Amazon has given an explanation for the outage which brought down Netflix’s streaming service on Christmas Eve, saying all it took was one absent-minded developer.
The outage was caused by a break in service at Amazon Web Services, the company’s cloud platform, which began shortly after midnight PST on December 24.
And it was caused, says Amazon, by the deletion of some of its Elastic Load Balancing Service (ELB) state data used manage the configuration of the ELB load balancers in the region.
“The data was deleted by a maintenance process that was inadvertently run against the production ELB state data,” says the team.
“This process was run by one of a very small number of developers who have access to this production environment. Unfortunately, the developer did not realize the mistake at the time.”
At this point, the ELB control plane began experiencing high latency and error rates for API calls to manage ELB load balancers. But at first, the team couldn’t work out what was going on, as not all the APIs were failing: many customers were able to create and manage new load balancers, but not manage existing ones.
It wasn’t until 5:00 pm that the team realized what was going on and disabled several of the ELB control plane workflows, including the scaling and descaling workflows, to prevent additional running load balancers from being affected by the missing ELB state data.
But the problems continued. “The team attempted to restore the ELB state data to a point-in-time just before 12:24 PM PST on December 24th (just before the event began). By restoring the data to this time, we would be able to merge in events that happened after this point to create an accurate state for each ELB load balancer,” says the ASWS team.
“Unfortunately, the initial method used by the team to restore the ELB state data consumed several hours and failed to provide a usable snapshot of the data. This delayed recovery until an alternate recovery process was found.”

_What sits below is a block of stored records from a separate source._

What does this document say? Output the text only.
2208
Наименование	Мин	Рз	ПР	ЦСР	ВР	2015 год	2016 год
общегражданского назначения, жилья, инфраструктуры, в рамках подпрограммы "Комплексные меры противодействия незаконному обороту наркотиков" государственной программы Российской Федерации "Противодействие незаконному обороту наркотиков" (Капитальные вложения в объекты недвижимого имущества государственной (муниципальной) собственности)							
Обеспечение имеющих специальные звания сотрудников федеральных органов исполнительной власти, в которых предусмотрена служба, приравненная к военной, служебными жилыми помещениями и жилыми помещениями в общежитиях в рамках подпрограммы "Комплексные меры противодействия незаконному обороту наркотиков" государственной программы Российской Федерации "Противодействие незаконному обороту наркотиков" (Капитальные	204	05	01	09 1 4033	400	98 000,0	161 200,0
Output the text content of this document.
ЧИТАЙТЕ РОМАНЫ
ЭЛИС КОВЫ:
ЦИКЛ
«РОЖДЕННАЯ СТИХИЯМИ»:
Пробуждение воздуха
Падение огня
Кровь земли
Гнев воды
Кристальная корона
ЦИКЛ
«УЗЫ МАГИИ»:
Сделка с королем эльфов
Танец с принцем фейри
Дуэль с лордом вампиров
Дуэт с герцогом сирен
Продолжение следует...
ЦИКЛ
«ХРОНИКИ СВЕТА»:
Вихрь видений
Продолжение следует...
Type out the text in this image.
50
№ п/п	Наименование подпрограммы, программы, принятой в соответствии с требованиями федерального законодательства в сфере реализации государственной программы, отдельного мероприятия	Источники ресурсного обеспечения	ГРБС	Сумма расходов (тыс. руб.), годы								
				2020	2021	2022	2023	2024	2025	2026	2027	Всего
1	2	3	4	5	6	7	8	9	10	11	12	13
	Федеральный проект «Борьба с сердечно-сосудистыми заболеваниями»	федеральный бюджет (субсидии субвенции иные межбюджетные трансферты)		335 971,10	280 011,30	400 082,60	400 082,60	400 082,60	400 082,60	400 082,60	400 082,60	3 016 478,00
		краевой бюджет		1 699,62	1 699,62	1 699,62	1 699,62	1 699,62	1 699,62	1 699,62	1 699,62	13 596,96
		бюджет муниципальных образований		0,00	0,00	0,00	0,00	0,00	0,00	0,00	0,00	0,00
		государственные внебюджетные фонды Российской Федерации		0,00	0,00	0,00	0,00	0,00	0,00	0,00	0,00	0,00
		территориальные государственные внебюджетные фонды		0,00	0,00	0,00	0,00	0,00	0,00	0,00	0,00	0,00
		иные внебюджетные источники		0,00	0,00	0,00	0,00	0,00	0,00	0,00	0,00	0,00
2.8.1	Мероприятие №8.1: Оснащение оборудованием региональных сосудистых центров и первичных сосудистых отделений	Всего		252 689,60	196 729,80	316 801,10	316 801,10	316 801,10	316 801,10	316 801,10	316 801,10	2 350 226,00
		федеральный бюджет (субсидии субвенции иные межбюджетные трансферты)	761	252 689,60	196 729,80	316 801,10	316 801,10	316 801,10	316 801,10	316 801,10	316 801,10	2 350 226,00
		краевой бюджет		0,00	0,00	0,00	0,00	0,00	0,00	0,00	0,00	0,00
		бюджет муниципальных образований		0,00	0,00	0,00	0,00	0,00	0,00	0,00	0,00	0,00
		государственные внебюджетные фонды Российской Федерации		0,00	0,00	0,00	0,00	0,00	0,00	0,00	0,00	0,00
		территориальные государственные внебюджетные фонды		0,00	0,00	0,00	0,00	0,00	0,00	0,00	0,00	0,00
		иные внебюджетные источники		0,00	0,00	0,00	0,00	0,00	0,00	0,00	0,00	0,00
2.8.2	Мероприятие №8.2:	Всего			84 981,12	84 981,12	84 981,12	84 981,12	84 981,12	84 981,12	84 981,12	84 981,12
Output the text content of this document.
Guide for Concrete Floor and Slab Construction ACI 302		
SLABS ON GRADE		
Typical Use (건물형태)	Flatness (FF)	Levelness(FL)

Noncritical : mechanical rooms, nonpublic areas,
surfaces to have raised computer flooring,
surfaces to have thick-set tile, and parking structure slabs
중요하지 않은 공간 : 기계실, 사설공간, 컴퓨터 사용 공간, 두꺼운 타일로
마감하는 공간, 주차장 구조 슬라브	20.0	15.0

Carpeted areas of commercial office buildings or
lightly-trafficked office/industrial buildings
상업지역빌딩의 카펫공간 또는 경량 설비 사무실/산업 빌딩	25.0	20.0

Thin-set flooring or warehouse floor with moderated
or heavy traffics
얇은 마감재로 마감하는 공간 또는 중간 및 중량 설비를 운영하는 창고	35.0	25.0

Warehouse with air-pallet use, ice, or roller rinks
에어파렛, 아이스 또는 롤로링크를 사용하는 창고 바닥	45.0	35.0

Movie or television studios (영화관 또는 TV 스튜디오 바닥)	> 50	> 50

Amazon is now attempting to reassure users that it can avoid this sort of disruption in future, most notably by modifying the access controls on its production ELB state data to prevent modification without specific Change Management (CM) approval.
It’s also modified its data recovery process and says it’s confident that it could recover ELB state data much more quickly if anything similar happens again. But this will be small comfort to users who must be wondering how safe it can ever be to rely so totally on a third party for their service.